Former child star Matt Dillon might seem an odd choice to be Bukowski's alter ego Henry Chinaski, but in some ways this is the role he was destined to play. Even when he was a skinny Tiger Beat pin-up boy, the Mamaroneck, NY-raised Dillon, launched by a providential tryout for the 1979 youth rebel film Over the Edge, never traded strictly on his looks. If he was cursed to be pretty, he would at least be a pretty bad boy and get his nose broken or his looks sullied, as with his teen hoodlum in My Bodyguard. The first rehearsal for Bukowski was Dillon's sassy take on the head of a family of Portland, Oregon lay-abouts, Gus Van Sant's Drugstore Cowboy. Dillon's handsome slouch is only happy when he's pulling a heist, baiting the cops or getting high, so much so that he becomes functionally impotent for his mistress-in-crime, the lovely Kelly Lynch.

Two decades later, the now middle-aged Dillon has added manly girth and a dead-on double-take stare-down that would leave both Jack Benny and Charles Bronson gasping in admiration. That stare is invoked whenever Chinaski is called upon to violate his scared manly code: never grovel to the boss, unless it's been a month since your last drink.

Bukowski was not a good-looking man, he probably wasn't even cute in the crib, so it's to Dillon's credit that he inhabits him without doing a Charlize Theron-style radical makeover. Besides the beard, all you really notice is a stiff way of carrying himself that comes to comic advantage when Chinaski, dying for a drink, has to literally wrestle his midget supervisor to the floor of the loading dock to get free from a pickle-packing factory job in time to get behind a shotglass.

Sex chat

Factotum benefits from a stellar ensemble including former pretty-boy teen star Fischer Stevens as Chinaski's racetrack buddy. A truism about any macho booze-fest is the obligatory scene when two pals have that little chat that proves to each other that neither is queer. The subject: sexually demanding women.

"They want to fuck four times a day."

"If you drink or gamble, they think it's a put-down of their love."

"Get a woman who likes to drink and gamble."

"Who wants a woman like that!"

To their credit, the filmmakers include a Bukowski zinger that reads badly now but has to be taken in the spirit of very different times. After a blizzard of unaccustomed apartment-cleaning that winds up alienating his girlfriend, the manly guy confesses, "I must be turning into a fag!" Factotum is like an archeological dig into what used to be the cutting edge of hip, until open queers joined the party.

Lili Taylor is absolutely fearless, sans vanity as the loud-mouthed jealous girlfriend Jan, whose sexual appetites Chinaski touts with little tact. "Jan was an excellent fuck. She had a tight pussy.
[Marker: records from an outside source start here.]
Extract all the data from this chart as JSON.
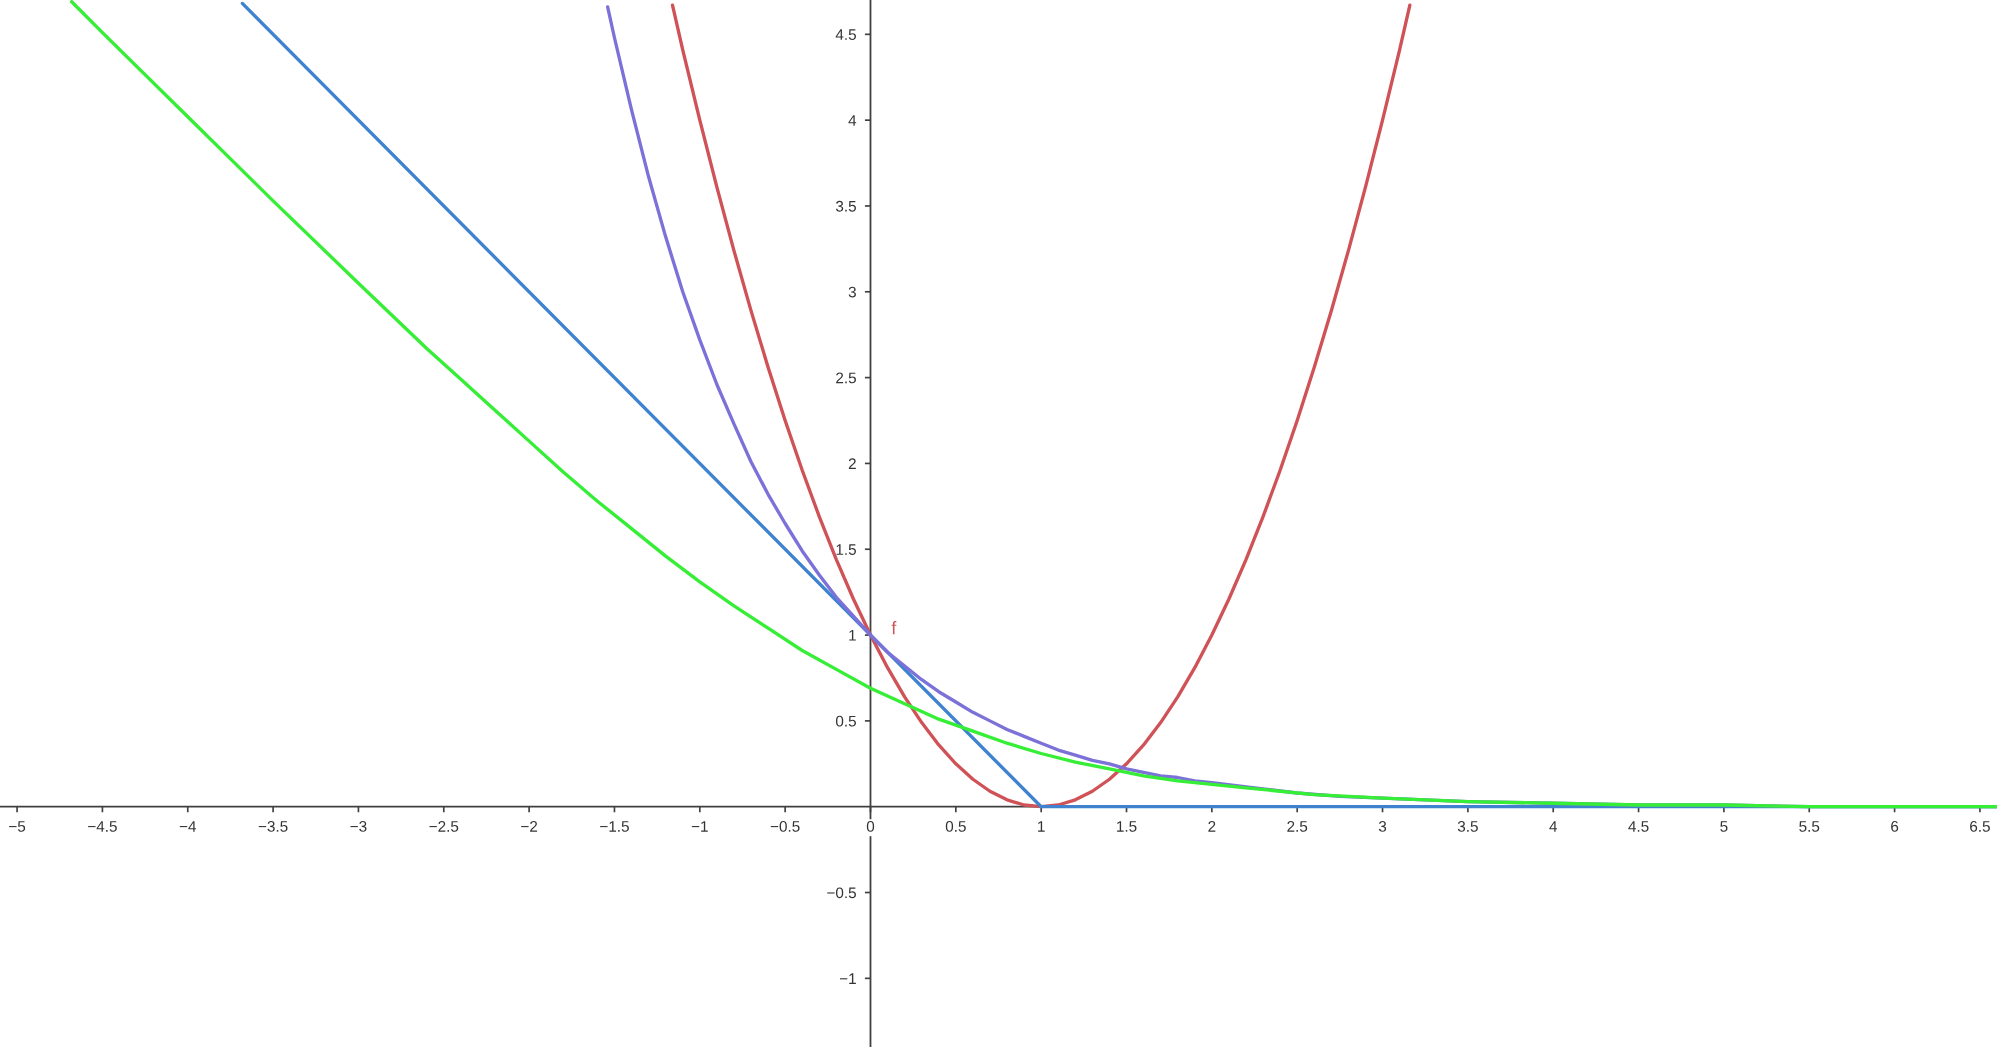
{
  "chart_data": {
    "type": "line",
    "xlim": [
      -5.1,
      6.6
    ],
    "ylim": [
      -1.4,
      4.7
    ],
    "xticks": [
      {
        "value": -5,
        "label": "−5"
      },
      {
        "value": -4.5,
        "label": "−4.5"
      },
      {
        "value": -4,
        "label": "−4"
      },
      {
        "value": -3.5,
        "label": "−3.5"
      },
      {
        "value": -3,
        "label": "−3"
      },
      {
        "value": -2.5,
        "label": "−2.5"
      },
      {
        "value": -2,
        "label": "−2"
      },
      {
        "value": -1.5,
        "label": "−1.5"
      },
      {
        "value": -1,
        "label": "−1"
      },
      {
        "value": -0.5,
        "label": "−0.5"
      },
      0,
      0.5,
      1,
      1.5,
      2,
      2.5,
      3,
      3.5,
      4,
      4.5,
      5,
      5.5,
      6,
      6.5
    ],
    "yticks": [
      {
        "value": -1,
        "label": "−1"
      },
      {
        "value": -0.5,
        "label": "−0.5"
      },
      0.5,
      1,
      1.5,
      2,
      2.5,
      3,
      3.5,
      4,
      4.5
    ],
    "marker": "none",
    "line_style": "solid",
    "series": [
      {
        "name": "f",
        "color": "#cf5257",
        "x": [
          -1.16,
          -1.1,
          -1.0,
          -0.9,
          -0.8,
          -0.7,
          -0.6,
          -0.5,
          -0.4,
          -0.3,
          -0.2,
          -0.1,
          0,
          0.1,
          0.2,
          0.3,
          0.4,
          0.5,
          0.6,
          0.7,
          0.8,
          0.9,
          1.0,
          1.1,
          1.2,
          1.3,
          1.4,
          1.5,
          1.6,
          1.7,
          1.8,
          1.9,
          2.0,
          2.1,
          2.2,
          2.3,
          2.4,
          2.5,
          2.6,
          2.7,
          2.8,
          2.9,
          3.0,
          3.1,
          3.16
        ],
        "values": [
          4.67,
          4.41,
          4,
          3.61,
          3.24,
          2.89,
          2.56,
          2.25,
          1.96,
          1.69,
          1.44,
          1.21,
          1,
          0.81,
          0.64,
          0.49,
          0.36,
          0.25,
          0.16,
          0.09,
          0.04,
          0.01,
          0,
          0.01,
          0.04,
          0.09,
          0.16,
          0.25,
          0.36,
          0.49,
          0.64,
          0.81,
          1,
          1.21,
          1.44,
          1.69,
          1.96,
          2.25,
          2.56,
          2.89,
          3.24,
          3.61,
          4,
          4.41,
          4.67
        ]
      },
      {
        "color": "#3f82d0",
        "x": [
          -3.68,
          1,
          6.6
        ],
        "values": [
          4.68,
          0,
          0
        ]
      },
      {
        "color": "#7b71d8",
        "x": [
          -1.54,
          -1.5,
          -1.4,
          -1.3,
          -1.2,
          -1.1,
          -1.0,
          -0.9,
          -0.8,
          -0.7,
          -0.6,
          -0.5,
          -0.4,
          -0.3,
          -0.2,
          -0.1,
          0,
          0.1,
          0.2,
          0.3,
          0.4,
          0.5,
          0.6,
          0.7,
          0.8,
          0.9,
          1.0,
          1.1,
          1.2,
          1.3,
          1.4,
          1.5,
          1.6,
          1.7,
          1.8,
          1.9,
          2.0,
          2.25,
          2.5,
          2.75,
          3.0,
          3.5,
          4.0,
          4.5,
          5.0,
          5.5,
          6.0,
          6.6
        ],
        "values": [
          4.66,
          4.48,
          4.06,
          3.67,
          3.32,
          3.0,
          2.72,
          2.46,
          2.23,
          2.01,
          1.82,
          1.65,
          1.49,
          1.35,
          1.22,
          1.11,
          1,
          0.9,
          0.82,
          0.74,
          0.67,
          0.61,
          0.55,
          0.5,
          0.45,
          0.41,
          0.37,
          0.33,
          0.3,
          0.27,
          0.25,
          0.22,
          0.2,
          0.18,
          0.17,
          0.15,
          0.14,
          0.11,
          0.08,
          0.06,
          0.05,
          0.03,
          0.02,
          0.01,
          0.01,
          0.0,
          0.0,
          0.0
        ]
      },
      {
        "color": "#36ee36",
        "x": [
          -4.68,
          -4.5,
          -4.0,
          -3.5,
          -3.0,
          -2.6,
          -2.4,
          -2.2,
          -2.0,
          -1.8,
          -1.6,
          -1.4,
          -1.2,
          -1.0,
          -0.8,
          -0.6,
          -0.4,
          -0.2,
          0,
          0.2,
          0.4,
          0.6,
          0.8,
          1.0,
          1.2,
          1.4,
          1.6,
          1.8,
          2.0,
          2.2,
          2.4,
          2.6,
          3.0,
          3.5,
          4.0,
          4.5,
          5.0,
          5.5,
          6.0,
          6.6
        ],
        "values": [
          4.69,
          4.51,
          4.02,
          3.53,
          3.05,
          2.67,
          2.49,
          2.31,
          2.13,
          1.95,
          1.78,
          1.62,
          1.46,
          1.31,
          1.17,
          1.04,
          0.91,
          0.8,
          0.69,
          0.6,
          0.51,
          0.44,
          0.37,
          0.31,
          0.26,
          0.22,
          0.18,
          0.15,
          0.13,
          0.11,
          0.09,
          0.07,
          0.05,
          0.03,
          0.02,
          0.01,
          0.01,
          0.0,
          0.0,
          0.0
        ]
      }
    ]
  }
}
She took it like a knife that was killing her." Written at a time when prizefighters still went 15 rounds, it could be an epitaph for generations of couples whose best times were bedtimes.

Norwegian director Bent Hamer and producer Jim Stark wisely choose not to attempt a 1950s-period reconstruction of the actual LA skid-row haunts that kept Bukowski scribbling furiously. Success overcame him midlife when a short story with beer in the title was accepted by Black Sparrow Press.

Factotum underplays the truism that we all have a little Bukowski in us. A parting shot sums up a lifetime of unsettled scores.

"Amazingly, we hold on to our anger. Decades given over to petty rancor. Finally there is nothing for death to take away."